Saddam confie la gestion de l’opération à trois hiérarques du régime : le vice-président Taha Yassin Ramadan, le vice-premier ministre Tarek Aziz et le ministre du Pétrole, Rashid Amer. Leur mission : attribuer les contrats d’exportation entrant dans le quota PCN à des amis traditionnels de l’Irak baasiste ou à des opérateurs susceptibles de se laisser acheter.
Chaque contrat doit rapporter des devises au dictateur paria : un “droit d’entrée” ou ristourne fixé d’abord à 15 % du prix du baril, puis ramené forfaitairement à quelques dizaines de cents américains. Dans un second temps, il doit générer d’autres contrats et grossir les groupes de pression militant pour la fin des sanctions contre l’Irak.
Le pétrole est une denrée hautement spéculative. Tous les opérateurs veulent donc avoir accès aux contingents irakiens libérés par l’Onu. Y compris les grandes sociétés américaines ou européennes, qui sous-traitent les contrats à de multiples microsociétés, pour ne pas dire sociétés écrans. Ce n’est que le premier étage du Meccano. À un deuxième étage, on gagne de l’argent en “convainquant” les Irakiens de traiter avec telle société. Ou bien, en sens inverse, en garantissant la légalité de stocks pétroliers venant en excédent des contingents officiels fixés par l’Onu.
À un troisième étage, il faut blanchir les commissions ou les bénéfices acquis précédemment. Démarche classique, consistant à multiplier les “petites mains”, à faire transiter les dépôts de banque en banque, à transformer des chèques en cash, et le cash en ordres de virements. Jusqu’en 1999, deux banques basées à Amman servent de plaque tournante au trafic : la Rafidian Bank, qui travaille pour le gouvernement irakien, et l’United Bank of Investment, chasse privée de Saddam et de sa famille.
« Toutes les transactions étaient effectuées le plus discrètement possible, afin de ne pas éveiller les soupçons des Américains ou des Britanniques, écrivent Chabrun et Hériot. Les acheteurs clandestins de pétrole réglaient leur note cash à une filiale de la Rafidian qui, ensuite, effectuait des virements vers d’autres établissements bancaires, comme la Hong Kong and Shanghai Banking Corporation à Amman… » Abdallah II mettra fin à ces arrangements.
Au sommet du Meccano, on gagne encore de l’argent sur les biens livrés à l’Irak au titre de l’aide humanitaire. « Des membres du gouvernement égyptien concluaient des contrats avec Bagdad… pour la fourniture de biens d’excellente qualité » et tarifés comme tels. Mais les livraisons ne comportaient que des produits bas de gamme.
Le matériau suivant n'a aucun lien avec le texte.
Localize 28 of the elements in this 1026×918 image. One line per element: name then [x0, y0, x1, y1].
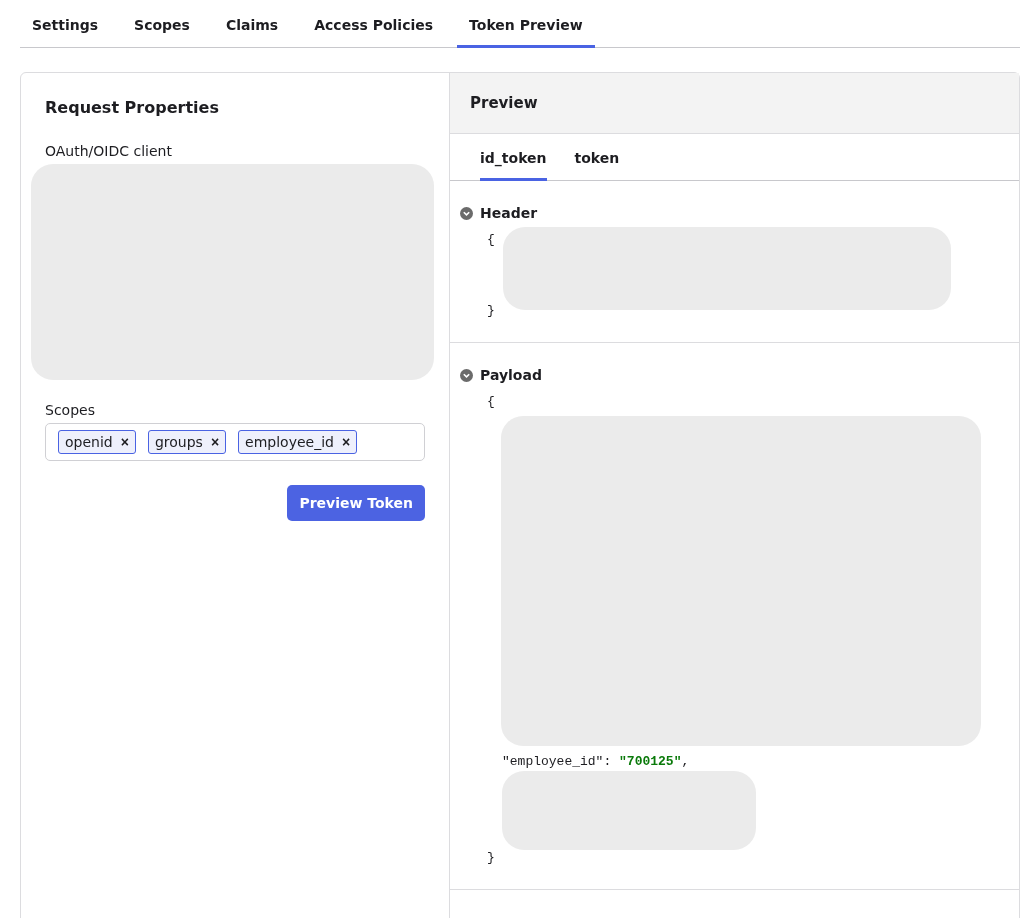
remove-button[interactable]: × — [341, 434, 351, 450]
tab[interactable]: Access Policies — [302, 0, 446, 48]
remove-button[interactable]: × — [210, 434, 220, 450]
scope-label: employee_id — [245, 434, 334, 450]
chevron-icon[interactable] — [460, 206, 473, 220]
tab[interactable]: Settings — [20, 0, 111, 48]
field-label: Scopes — [45, 402, 96, 418]
preview-token-button[interactable]: Preview Token — [287, 485, 425, 521]
section-title: Header — [480, 205, 538, 221]
scopes-field[interactable]: openid × groups × employee_id × — [45, 423, 425, 461]
token-tab[interactable]: token — [574, 134, 620, 181]
section-title: Payload — [480, 367, 542, 383]
chevron-icon[interactable] — [460, 368, 473, 382]
scope-label: openid — [65, 434, 113, 450]
code-brace: } — [487, 849, 495, 867]
remove-button[interactable]: × — [120, 434, 129, 450]
code-line: "employee_id": "700125", — [501, 753, 690, 771]
tab[interactable]: Claims — [213, 0, 291, 48]
panel-title: Request Properties — [45, 98, 220, 117]
code-brace: } — [487, 302, 495, 320]
tab[interactable]: Scopes — [122, 0, 202, 48]
code-brace: { — [487, 231, 495, 249]
scope-label: groups — [154, 434, 203, 450]
field-label: OAuth/OIDC client — [45, 143, 173, 159]
token-tab[interactable]: id_token — [480, 134, 547, 181]
tab[interactable]: Token Preview — [457, 0, 595, 48]
panel-title: Preview — [450, 73, 1019, 134]
code-brace: { — [487, 393, 495, 411]
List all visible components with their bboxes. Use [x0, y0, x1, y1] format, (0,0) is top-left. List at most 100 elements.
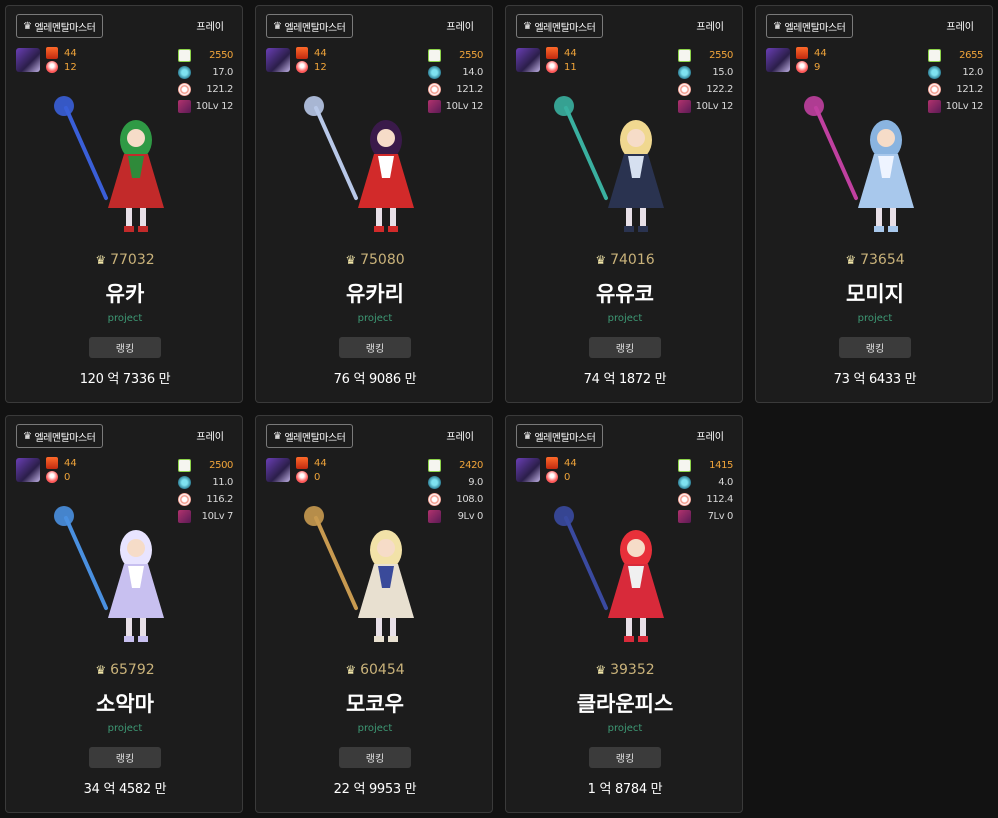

Si l’on s’en tient à la valeur globale des barils négociés dans le cadre du programme PCN, plus de 110 milliards de dollars auraient ainsi circulé. Mais si l’on tient compte des commissions, opérations périphériques et franches escroqueries réalisées par ailleurs, on pourrait atteindre des sommes beaucoup plus élevées. La commission Volcker avance un chiffre vertigineux : 1 500 milliards de dollars. PCN aurait été vers la fin du cycle, au début des années 2000, une composante cachée mais essentielle de l’économie mondiale.
Sans l’Onu, le système n’existe pas. L’Onu fonctionne comme une monarchie absolue. Le secrétaire général, le Ghanéen Kofi Annan, n’a de comptes à rendre à personne sur PCN. Il nomme et révoque souverainement les hauts fonctionnaires internationaux chargés d’administrer le programme. Une seule limite à cette toute-puissance : l’expiration de son mandat. Entré en fonctions le 1er janvier 1997, il est réélu “par acclamations” en 2001 pour un second mandat qui expire le 31 décembre 2006.
La commission Volcker a innocenté Annan. Kofi « ne savait rien » : mais son fils Kojo, alors âgé d’une vingtaine d’années à peine, avait été employé – avec un salaire de cadre international – par la société suisse Cotecna, dirigée par Robert Massey ; et quand celle-ci s’est intéressée au marché irakien dans le cadre de PCN, Elie Massey, le frère de Robert, a eu facilement accès au secrétaire général. Début 1999, Kojo quitte la Cotecna. Celle-ci obtient le contrat convoité, qui restera en vigueur jusqu’en 2003.
Annan ne savait rien mais le Chypriote Benon Sevan, qui dirige PCN à ses côtés pendant la plus grande partie de la période, s’enrichit subitement (ce qu’il attribuera, faussement, à un legs familial).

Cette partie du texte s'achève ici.